いつものような大空一杯の星の輝きは姿を消し、代わりに夜目にもわかる分厚い雲が全天を覆っている。
いつもなら、ベランダに出て寒かろうが凍えようが、しばし星々を仰ぎ見て、さすがに冬の空は他の季節より澄んでいるなぁ…などと、いつもの朝がやって来かけていることに安心していたのだ。
その「いつも…」が今朝はない。
「ない」だけでなく、いつもの寒さとは違った種類としか言いようのない寒さが、ベッドから抜け出したばかりの体にピタッと引っ付いてきて離れようとしない。
起き抜けのパジャマ一枚の体にこれはこたえ、ホウホウの体で家の中に引っ込む。
まるで海辺で危険を察知してサッと巣穴に引っ込むカニたちを自分が演じているかのようで、滑稽さに苦笑させられる。
それもそのはずで、昨日は朝からテレビの天気予報が「大雪だ、大雪が降る」と関東地方に暮らすボクたちを脅し続けたのだった。
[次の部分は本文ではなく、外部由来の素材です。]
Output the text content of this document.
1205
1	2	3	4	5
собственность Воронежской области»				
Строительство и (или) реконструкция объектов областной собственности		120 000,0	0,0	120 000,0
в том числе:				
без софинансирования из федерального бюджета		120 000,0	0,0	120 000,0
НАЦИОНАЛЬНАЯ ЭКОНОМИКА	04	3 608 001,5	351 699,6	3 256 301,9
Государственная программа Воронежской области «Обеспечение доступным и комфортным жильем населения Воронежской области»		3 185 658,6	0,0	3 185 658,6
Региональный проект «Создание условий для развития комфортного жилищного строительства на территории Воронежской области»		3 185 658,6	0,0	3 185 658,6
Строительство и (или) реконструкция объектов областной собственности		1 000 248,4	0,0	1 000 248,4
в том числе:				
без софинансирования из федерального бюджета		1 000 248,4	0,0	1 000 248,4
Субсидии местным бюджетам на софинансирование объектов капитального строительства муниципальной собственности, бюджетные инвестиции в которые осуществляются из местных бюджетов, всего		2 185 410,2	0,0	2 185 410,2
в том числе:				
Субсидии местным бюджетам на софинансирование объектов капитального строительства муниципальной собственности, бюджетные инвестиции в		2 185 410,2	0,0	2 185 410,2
特にボクの暮らす南関東は平野部でも10センチは積もるだろうと、ボクに言わせれば気象予報士は誰もが得意がっているような口調?! で繰り返していた。
まぁこの2月から3月にかけての南関東は南岸低気圧が通るたびに雪の降る確率が高まるわけで、上空に流れ込む気温次第で雪にも雨にも変わるのだから今日明日に限ったことではない。
言えることは、冬型の気圧配置が崩れ、季節が春に向かって大股で動き出したということであり、春を待ち焦がれる人間にとっては喜ぶべき一里塚なのである。
それがそうならないというところには様々な理由が挙げられるが、ちょっと前の、と言っても10年くらい前までだが、雪景色を見ると自然に笑みがこぼれたものだった。
得意がる? 気象予報士の気持ちもわからないではないのだ。
家の前は坂道になっていて通学路にもなっているから、小学生が滑って転んでけがをしないように早起きをして雪かきするなんてことは現役時代は率先してやっていたことでもあるし、何の苦もなかった。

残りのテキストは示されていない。